Taking Nilsson’s quote of showing “what we all know, in new ways,” I wonder how we might, moving forward, complicate our understandings of teen sexuality and teenage abortion. Sanger refers to teenage pregnancy in several places as a predicament (158, 168, 181, 183). This is a term that had been used to describe all unmarried women’s pregnancies, an earlier era to which Sanger refers (163). Is there a taken-for-granted stereotype in describing bypass petitioners as terrified, “unformed” young women who “talk like teenagers” (170, 171, 172)? Consider the distinction Sanger draws between abortion privacy (your decision not to share information about yourself) and abortion secrecy (hiding information for fear of judgment or stigma). As Sanger notes, the bypass process protects teenagers’ privacy, but the compelled nature of hearing testimony can make the procedure seem like gossip. When the secret becomes public (to family members or members of the teenager’s community), Sanger and others demonstrate that problematic consequences can follow. Sanger writes of bypass petitioners in the concluding chapter, “the failure of family members to disclose secrets even to one another creates its own set of harms” (221).

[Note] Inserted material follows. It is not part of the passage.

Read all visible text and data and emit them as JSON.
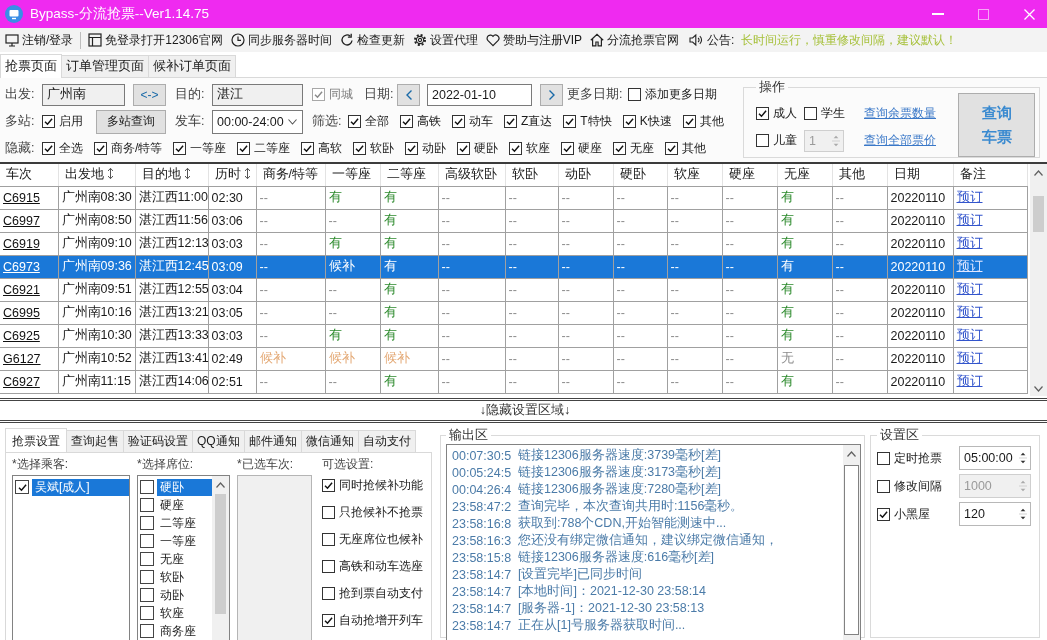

There is a subtle tension in the desire to address “the problem of unwanted teenage pregnancy” (158) and Sanger’s call to end abortion secrecy. Do we believe teenagers should add their voices to those who would talk about their abortions? It seems true that many bypass petitioners will feel some humiliation and exhaustion from an unnecessarily cumbersome process. We should minimize those harms for minors. But in the spirit of Sanger’s call for “just a bit more openness and generosity,” (238) we might imagine that the networks of clinicians, lawyers, court officials, and young women who joined together to navigate the bypass process are just the people to share their stories, find solidarities, and agitate for change. This means viewing pregnant teenagers as resilient and acting with agency – plugged in rather than checked out of movements for reproductive justice. Young women may not have “disappeared” from abortion conversations, as the pro-choice trope might have us believe (119).

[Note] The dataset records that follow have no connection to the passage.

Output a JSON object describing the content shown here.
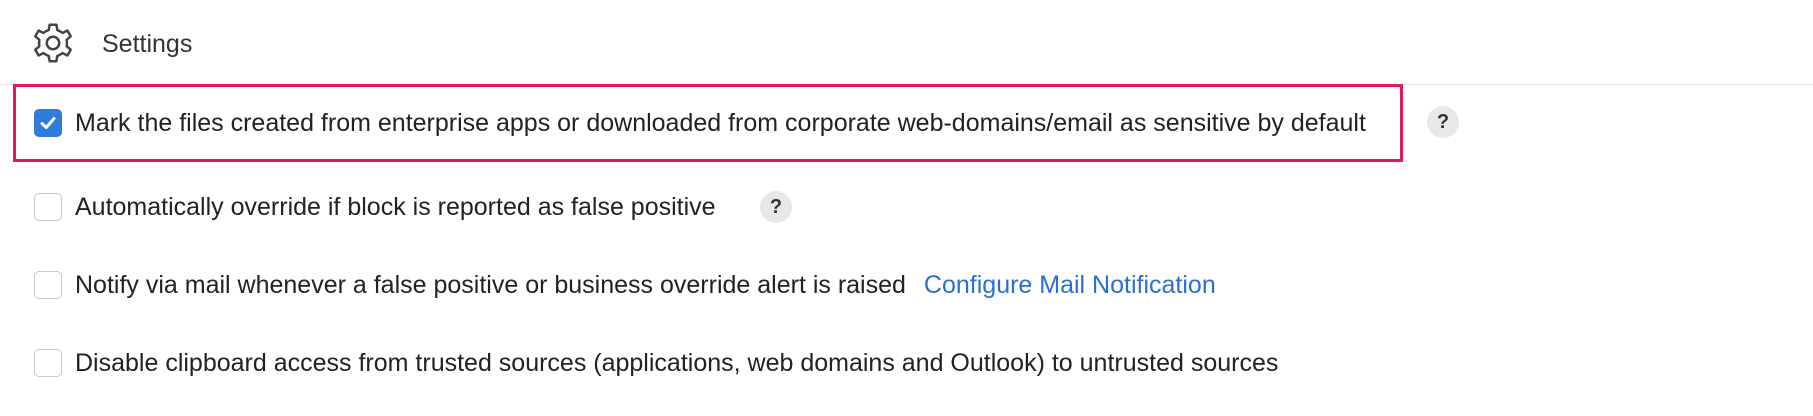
{
  "header": {
    "title": "Settings",
    "icon": "gear-icon"
  },
  "settings": {
    "items": [
      {
        "label": "Mark the files created from enterprise apps or downloaded from corporate web-domains/email as sensitive by default",
        "checked": true,
        "help": "?"
      },
      {
        "label": "Automatically override if block is reported as false positive",
        "checked": false,
        "help": "?"
      },
      {
        "label": "Notify via mail whenever a false positive or business override alert is raised",
        "checked": false,
        "link": "Configure Mail Notification"
      },
      {
        "label": "Disable clipboard access from trusted sources (applications, web domains and Outlook) to untrusted sources",
        "checked": false
      }
    ]
  },
  "colors": {
    "accent": "#2f7bde",
    "highlight_border": "#e3195a",
    "link": "#2a6fd1"
  }
}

About Abortion is about both listening and talking. Sanger asks us to question our assumptions and take a risk because speaking up can be risky. When practitioners come up with strategies that make the bypass work better (by switching venues, for example), states legislate to close down those avenues (requiring residency to petition a court). The resistance of legislators and other powerful groups to “openness” or “generosity” is undoubtedly daunting. But the hope of Sanger’s important contribution is that the voices of the many Americans who have depended on a legal right to abortion can rise above the voices opposed to it.